Shaukat Azmi, theatre stalwart and mother of actress Shabana Azmi, has been one of the luckier few. She treasures the letters of love and longing written to her decades ago by her late husband, the poet, Kaifi Azmi. These letters, to be published in her autobiography Yaad ki Rahguzar, are written in chaste and poetic Hindi. “It saddens me to see that people do not write love letters any longer,” says Azmi.

This was not so in the past when the letter was well nigh the only form of long-distance communication. For Ramjidas Saluja, the necessity of writing love letters to his wife made him study the Devanagiri script as she didn’t know Urdu too well. “He must have been really in love with my mother to be able to do something like that,” says his daughter Usha Dua.

Even during the sixties and the seventies of the last century, letters were the only way to keep communication alive between Sheryl and her husband Wilfred who was working in the Gulf. Sheryl stayed in Mumbai for long periods to deliver each of their four babies. The letters between Mumbai and the Gulf came at the rate of three a month, with Wilfred getting a dose of Sheryl’s ire if he did not write as regularly as she wanted him to. But ire apart, these letters were also witness to their kiss-and-make-up sessions.

Sushmita Mitra (name changed) in Calcutta, who was privy to the letters her parents wrote to each other in the seventies, remembers them as being touchingly sentimental. In one of them, her father writes about having followed her mother in the rain, just to feel close to her.

But for several years now, love letters have taken a back seat, beating a slow retreat before the onslaught of telephones, the e-mail and, of course, mobile phone text messages. As Shaukat Azmi says, Shabana and her writer husband Javed Akthar express their love on the phone rather than through letters when they are apart. Similarly, Mumbai-based singer Babul Supriyo, who prides himself on his collection of love letters (written to him since 1994), says he cannot remember the last time he wrote one himself. He prefers to send his love by sms.

Most youngsters in Mumbai are no different. Berryl, a college student, would not think of writing love letters, preferring to send her love notes through sms. “In fact, I don’t know anyone who writes love letters,” she says.

It’s not that everybody is averse to writing love letters. For instance, Lester, a youngster in Mumbai, actually finds the idea of a love letter romantic. He would be writing them, he says, if only he had the knack. But he wouldn’t go so far as to take the help of any of the professional letter writers in Mumbai ? penning love letters for illiterate immigrants under a hail of pigeon droppings, as described in Maximum City: Bombay Lost and Found, by author, Suketu Mehta.
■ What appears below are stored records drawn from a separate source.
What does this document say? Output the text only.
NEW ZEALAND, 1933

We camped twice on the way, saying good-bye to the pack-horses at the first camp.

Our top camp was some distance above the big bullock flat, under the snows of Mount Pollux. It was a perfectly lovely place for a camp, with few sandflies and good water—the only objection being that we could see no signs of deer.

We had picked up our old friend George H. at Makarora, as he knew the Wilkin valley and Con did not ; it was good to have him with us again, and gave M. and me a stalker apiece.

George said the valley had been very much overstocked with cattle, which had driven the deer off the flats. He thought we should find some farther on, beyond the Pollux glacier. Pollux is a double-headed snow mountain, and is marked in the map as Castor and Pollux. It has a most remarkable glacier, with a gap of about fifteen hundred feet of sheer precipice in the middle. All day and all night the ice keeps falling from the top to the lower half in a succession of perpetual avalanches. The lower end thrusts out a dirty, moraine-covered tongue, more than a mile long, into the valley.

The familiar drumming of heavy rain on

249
The cyberworld has also deprived diehard romantics of the physical presence that a love letter carries. Deepti, a student at a Mumbai college, who chooses to phone, e-mail, or send text messages rather than write a love letter, says she misses this quality in the sms or the e-mail.

In fact, according to Dr Harish Shetty, a Mumbai-based psychiatrist, the very act of controlling the pen while writing a love letter is capable of drawing one’s feelings from within. Mangesh, a freelance journalist in Pune, who regularly writes to an intimate woman friend, vouches for that “something different” quality about pen and paper. “It brings out my true feelings on various issues. Moreover, my girlfriend says she feels closer to me in my letters,” he says.

For Walesa Baretto, a student in Mumbai, who pens letters to her boyfriend, the reasons for writing are somewhat different. While she can be spontaneous in e-mails too, love letters are simply sweeter, she says. Besides, they give her a chance to exhibit her artwork, poetry and “good handwriting.”

Among the college crowd at least, sms-es “have replaced not just letters, but e-mails, as well,” says Dr Myrtle Barse, a professor of sociology at a Mumbai college. Many of these, she says, have strong sexual undertones. “With so much of sexual permissiveness in society, romance has anyway become a thing of the past,” she says.

At least, the romance of writing a love letter certainly has.